Turning Point for peace: Learning from the past building the future
Peace is not just the absence of war. We are constantly reminded of this, notably by recent tragic events in Egypt, Tunisia and France. Whereas conflict historically occurred more between states with, to a certain degree, rules of war and a possibility for dialogue through diplomatic channels, we are now witnessing a major increase in inter-state conflicts combined with unpredictable isolated acts of violence. As fear and grief grow, we should sound the alarm and realize that there is a need to tackle the underlying causes of the problems, rather than just focus on the act itself. As conflict transformation pioneer John Paul Lederach once said, “Acts can be situated not as an isolated event but as part of a cycle with history of actions, reactions, and counteractions. Only when understood in the context of a broader pattern, which in the short term can be very difficult to visualize, is it possible to see that how we choose to respond has consequences and implications in terms of a wider, historic pattern. Through our response we choose to transcend or enter and sustain the cycle of violence.”
To a certain extent, what we see and fear are the visible acts of violence or the tip of the iceberg but underlying this are a mixture of tensions, misunderstandings, feeling of exclusion, marginalization and general inadequacy with current norms. There are few statistics about this invisible unrest; it is hard to measure. The media reports only on the visible aspects, but as a community we need to start acting further to foster dialogue and develop competencies to prevent conflicts from escalating. Peace is a dynamic, non-violent conflict transformation process that can be experienced, learned and transmitted. For this reason, education is key: we need tools to reach out to and with youth, but not only youth.
Much more than a game, sport can be an active tool to transfer peace education and foster dialogue in a way that transcends political, social, racial or other differences that are often at the heart of conflicts in this world. Because participating in sport entails taking on an active role, it generates the notion of engagement, development of the self, interaction and exchange, and it builds the understanding that one needs to train in order to improve. Together, these constitute an undeniably strong basis for peace building. Peace can be learnt but it is a long-term process. We have to learn to dialogue, to communicate and listen to the other with respect but also have the other respect us and our needs. Peace and Sport works in diplomatic circles and in sensitive areas to advance peace but is also present on the ground to show and experience the reality that this tool can offer. However, one must not think that this only applies to countries of the south: last year, we launched a program in France with ANRAS (National Association for Research and Solidarity Action) to show that sport, as a tool for peace, is needed everywhere. Today, more and more people are choosing to be an actor for change and acknowledge that a better world is possible. Peace is increasingly being seen as a need for survival or as a real investment for our communities rather than a cost. We must continue in this direction.

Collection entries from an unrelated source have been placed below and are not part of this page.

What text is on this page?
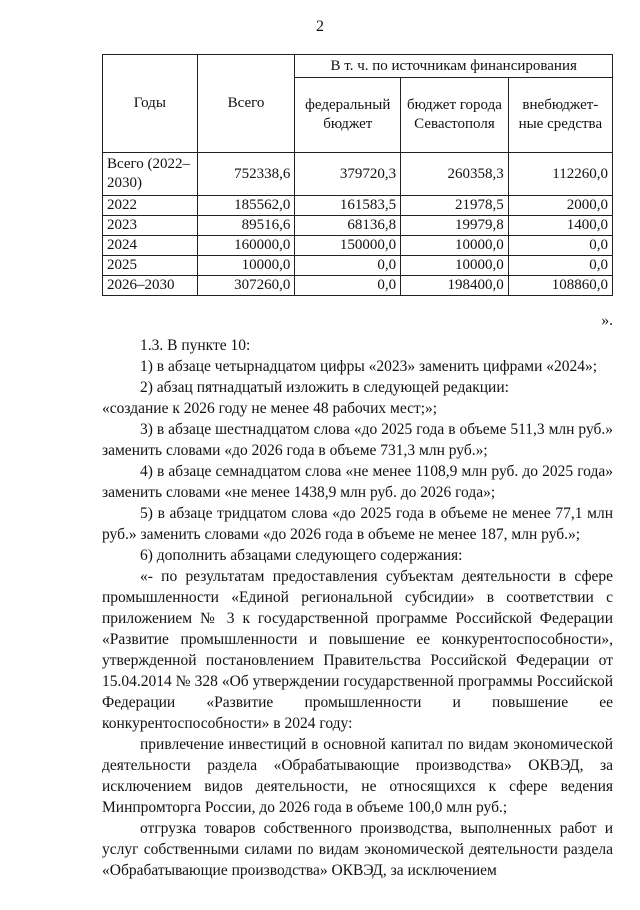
2
Годы	Всего	В т. ч. по источникам финансирования		
		федеральный бюджет	бюджет города Севастополя	внебюджет-ные средства
Всего (2022–2030)	752338,6	379720,3	260358,3	112260,0
2022	185562,0	161583,5	21978,5	2000,0
2023	89516,6	68136,8	19979,8	1400,0
2024	160000,0	150000,0	10000,0	0,0
2025	10000,0	0,0	10000,0	0,0
2026–2030	307260,0	0,0	198400,0	108860,0
».

1.3. В пункте 10:

1) в абзаце четырнадцатом цифры «2023» заменить цифрами «2024»;

2) абзац пятнадцатый изложить в следующей редакции:

«создание к 2026 году не менее 48 рабочих мест;»;

3) в абзаце шестнадцатом слова «до 2025 года в объеме 511,3 млн руб.» заменить словами «до 2026 года в объеме 731,3 млн руб.»;

4) в абзаце семнадцатом слова «не менее 1108,9 млн руб. до 2025 года» заменить словами «не менее 1438,9 млн руб. до 2026 года»;

5) в абзаце тридцатом слова «до 2025 года в объеме не менее 77,1 млн руб.» заменить словами «до 2026 года в объеме не менее 187, млн руб.»;

6) дополнить абзацами следующего содержания:

«- по результатам предоставления субъектам деятельности в сфере промышленности «Единой региональной субсидии» в соответствии с приложением № 3 к государственной программе Российской Федерации «Развитие промышленности и повышение ее конкурентоспособности», утвержденной постановлением Правительства Российской Федерации от 15.04.2014 № 328 «Об утверждении государственной программы Российской Федерации «Развитие промышленности и повышение ее конкурентоспособности» в 2024 году:

привлечение инвестиций в основной капитал по видам экономической деятельности раздела «Обрабатывающие производства» ОКВЭД, за исключением видов деятельности, не относящихся к сфере ведения Минпромторга России, до 2026 года в объеме 100,0 млн руб.;

отгрузка товаров собственного производства, выполненных работ и услуг собственными силами по видам экономической деятельности раздела «Обрабатывающие производства» ОКВЭД, за исключением
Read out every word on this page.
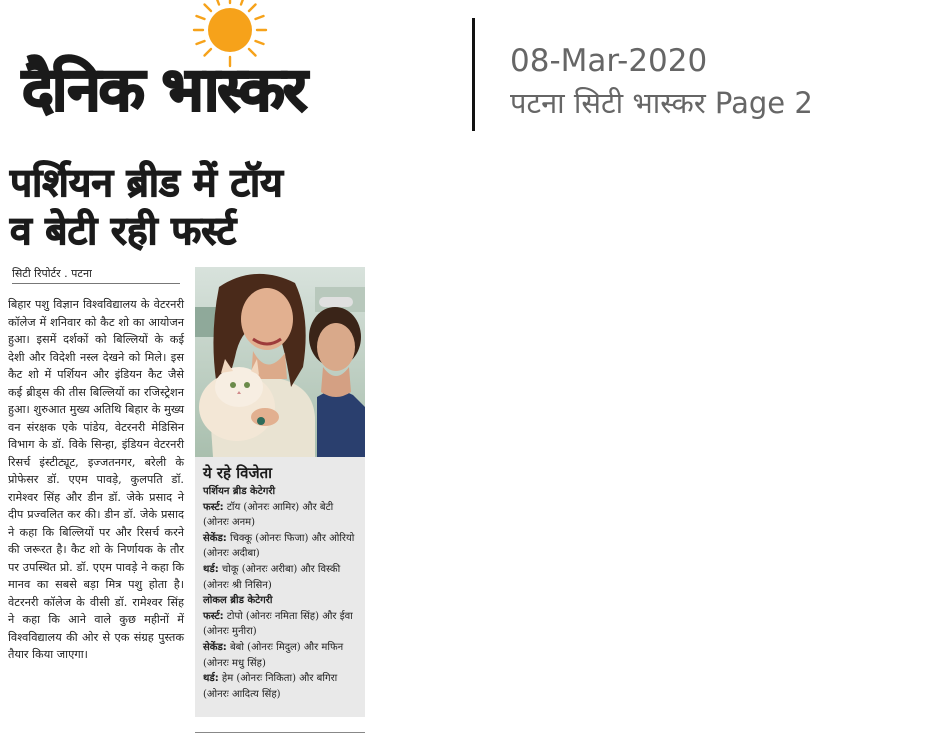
दैनिक भास्कर	08-Mar-2020
पटना सिटी भास्कर Page 2
पर्शियन ब्रीड में टॉय
व बेटी रही फर्स्ट
सिटी रिपोर्टर . पटना
बिहार पशु विज्ञान विश्वविद्यालय के वेटरनरी कॉलेज में शनिवार को कैट शो का आयोजन हुआ। इसमें दर्शकों को बिल्लियों के कई देशी और विदेशी नस्ल देखने को मिले। इस कैट शो में पर्शियन और इंडियन कैट जैसे कई ब्रीड्स की तीस बिल्लियों का रजिस्ट्रेशन हुआ। शुरुआत मुख्य अतिथि बिहार के मुख्य वन संरक्षक एके पांडेय, वेटरनरी मेडिसिन विभाग के डॉ. विके सिन्हा, इंडियन वेटरनरी रिसर्च इंस्टीट्यूट, इज्जतनगर, बरेली के प्रोफेसर डॉ. एएम पावड़े, कुलपति डॉ. रामेश्वर सिंह और डीन डॉ. जेके प्रसाद ने दीप प्रज्वलित कर की। डीन डॉ. जेके प्रसाद ने कहा कि बिल्लियों पर और रिसर्च करने की जरूरत है। कैट शो के निर्णायक के तौर पर उपस्थित प्रो. डॉ. एएम पावड़े ने कहा कि मानव का सबसे बड़ा मित्र पशु होता है। वेटरनरी कॉलेज के वीसी डॉ. रामेश्वर सिंह ने कहा कि आने वाले कुछ महीनों में विश्वविद्यालय की ओर से एक संग्रह पुस्तक तैयार किया जाएगा।
ये रहे विजेता

पर्शियन ब्रीड केटेगरी

फर्स्ट: टॉय (ओनरः आमिर) और बेटी (ओनरः अनम)

सेकेंड: चिक्कू (ओनरः फिजा) और ओरियो (ओनरः अदीबा)

थर्ड: चोकू (ओनरः अरीबा) और विस्की (ओनरः श्री निसिन)

लोकल ब्रीड केटेगरी

फर्स्ट: टोपो (ओनरः नमिता सिंह) और ईवा (ओनरः मुनीरा)

सेकेंड: बेबो (ओनरः मिदुल) और मफिन (ओनरः मधु सिंह)

थर्ड: हेम (ओनरः निकिता) और बगिरा (ओनरः आदित्य सिंह)
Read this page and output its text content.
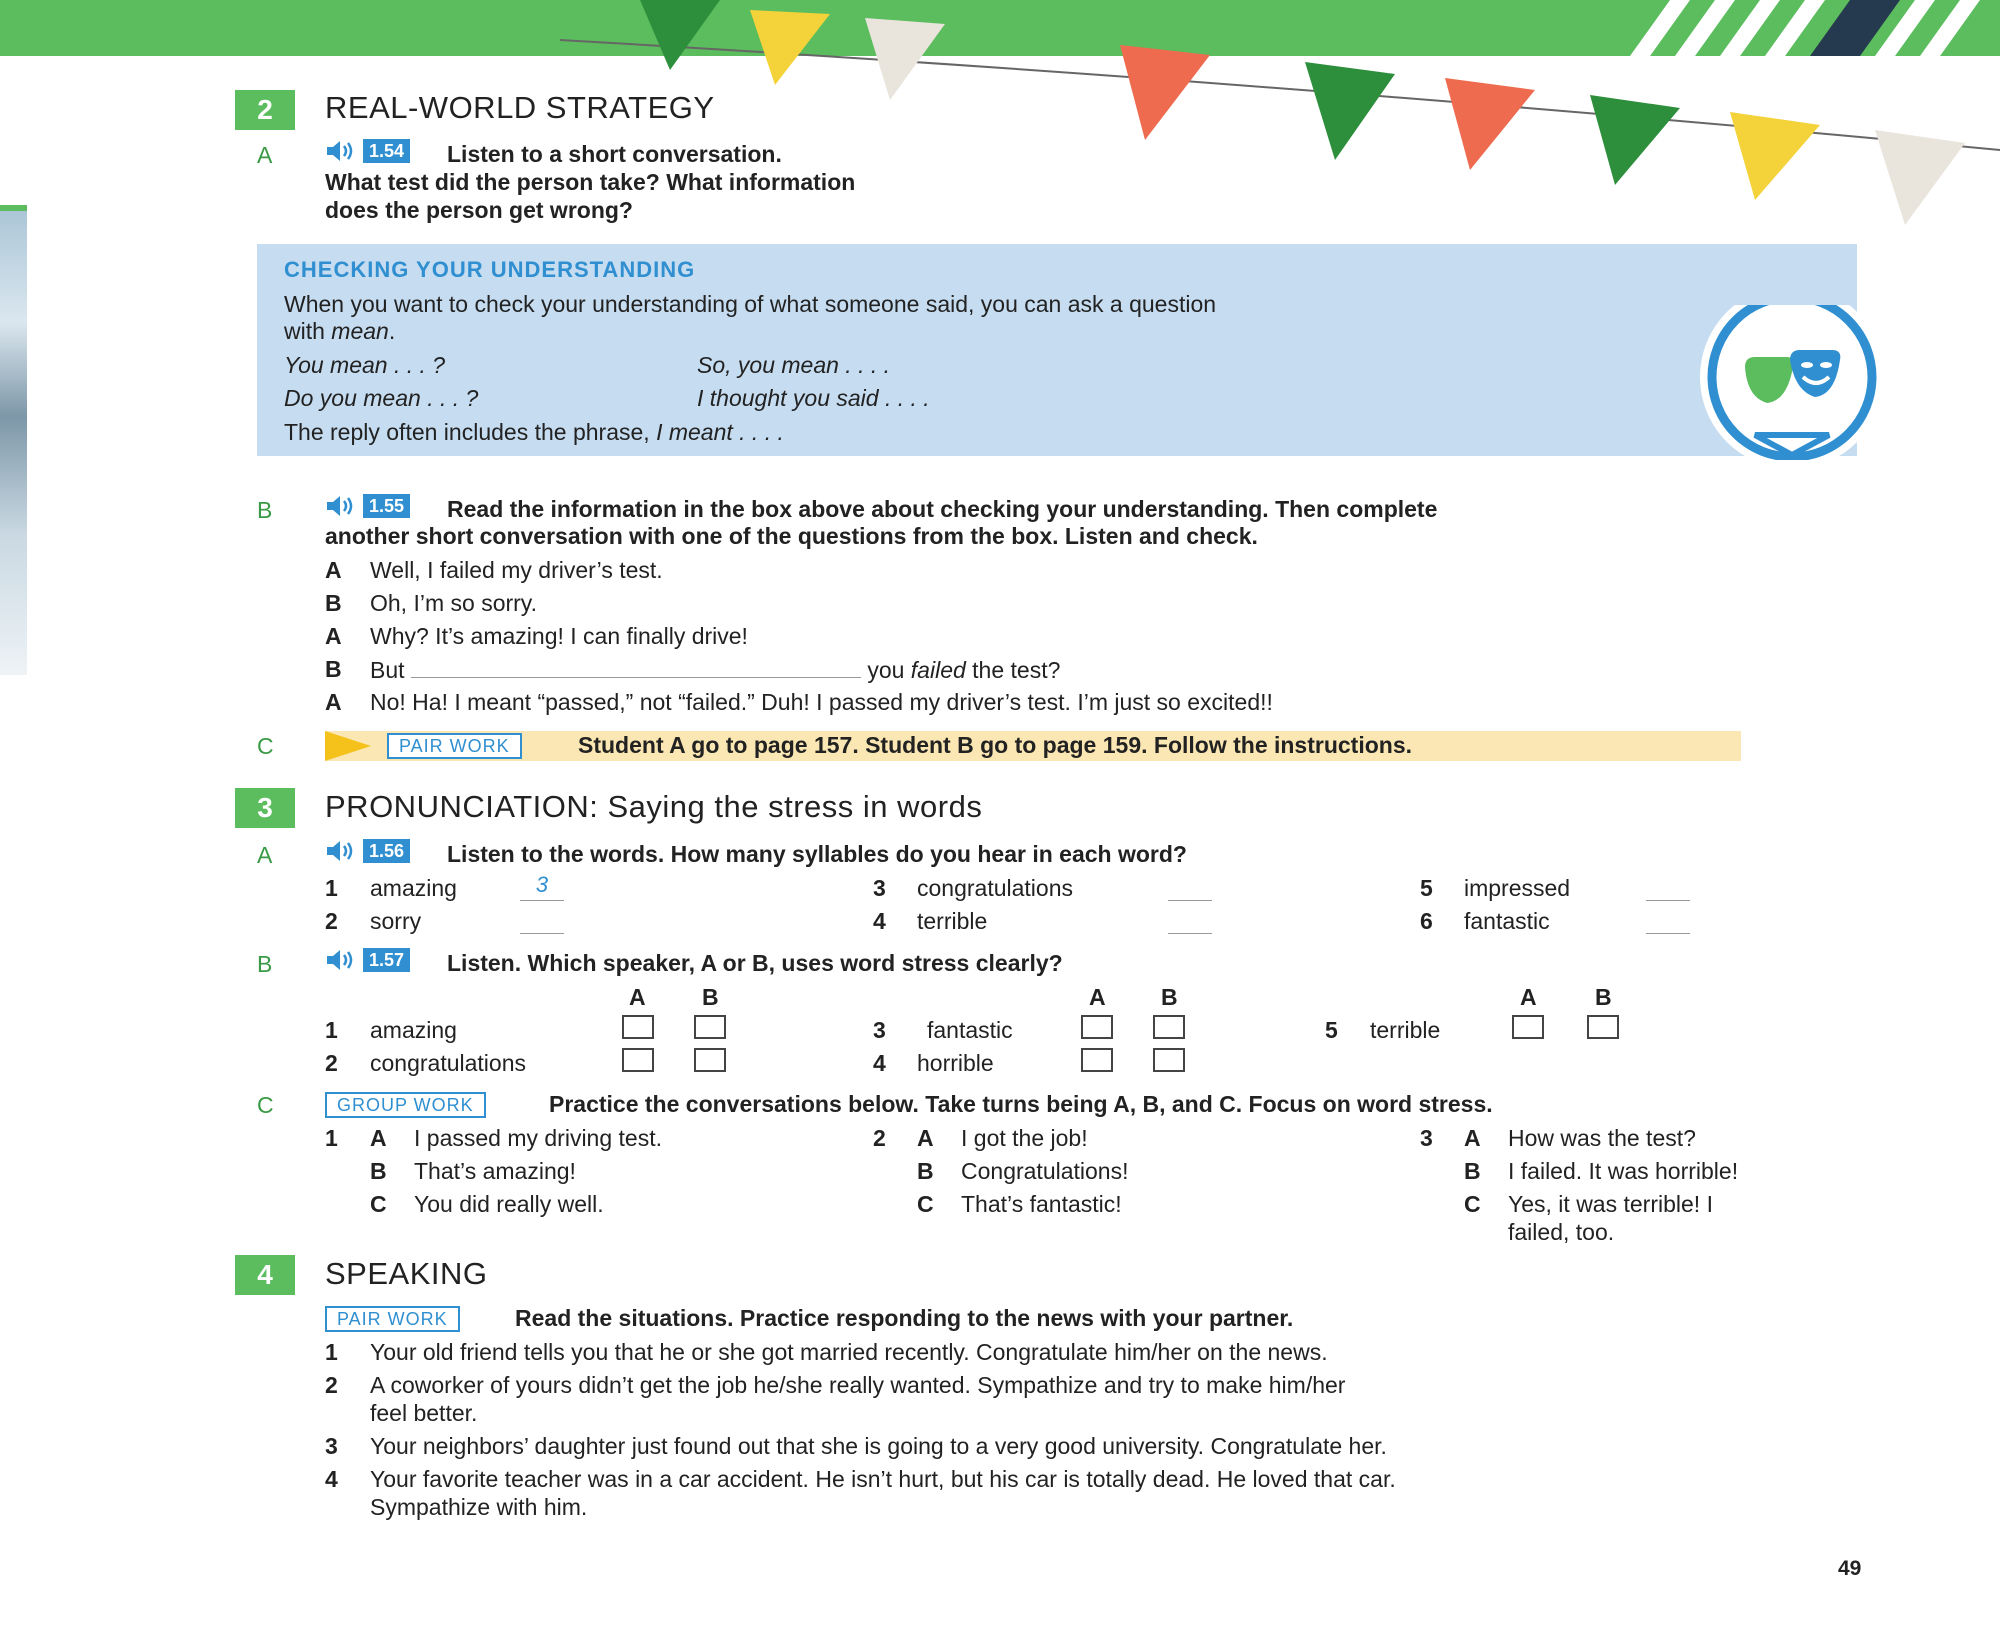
2	REAL-WORLD STRATEGY
A	1.54 Listen to a short conversation.
What test did the person take? What information
does the person get wrong?
CHECKING YOUR UNDERSTANDING
When you want to check your understanding of what someone said, you can ask a question
with mean.
You mean . . . ?	So, you mean . . . .
Do you mean . . . ?	I thought you said . . . .
The reply often includes the phrase, I meant . . . .
B	1.55 Read the information in the box above about checking your understanding. Then complete
another short conversation with one of the questions from the box. Listen and check.
A Well, I failed my driver’s test.
B Oh, I’m so sorry.
A Why? It’s amazing! I can finally drive!
B But	you failed the test?
A No! Ha! I meant “passed,” not “failed.” Duh! I passed my driver’s test. I’m just so excited!!
C	PAIR WORK	Student A go to page 157. Student B go to page 159. Follow the instructions.
3	PRONUNCIATION: Saying the stress in words
A	1.56 Listen to the words. How many syllables do you hear in each word?
1 amazing	3
2 sorry
3 congratulations
4 terrible
5 impressed
6 fantastic
B	1.57 Listen. Which speaker, A or B, uses word stress clearly?
A B	A B	A	B
1 amazing
2 congratulations
3 fantastic
4 horrible
5 terrible
C	GROUP WORK	Practice the conversations below. Take turns being A, B, and C. Focus on word stress.
1 A I passed my driving test.
B That’s amazing!
C You did really well.
2 A I got the job!
B Congratulations!
C That’s fantastic!
3 A How was the test?
B I failed. It was horrible!
C Yes, it was terrible! I
failed, too.
4	SPEAKING
PAIR WORK	Read the situations. Practice responding to the news with your partner.
1 Your old friend tells you that he or she got married recently. Congratulate him/her on the news.
2 A coworker of yours didn’t get the job he/she really wanted. Sympathize and try to make him/her
feel better.
3 Your neighbors’ daughter just found out that she is going to a very good university. Congratulate her.
4 Your favorite teacher was in a car accident. He isn’t hurt, but his car is totally dead. He loved that car.
Sympathize with him.
49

For this reason, this year, I will dedicate a space during the 8th edition of the Peace and Sport International Forum to the major challenges in this growing global identity crisis of the coming decade and how geopolitical spheres are turning to explore how sport can and should tackle issues of migration, radicalization and extremism. I hereby invite you to join us to nourish this important debate, to learn from the recent tragedies and build a better future together.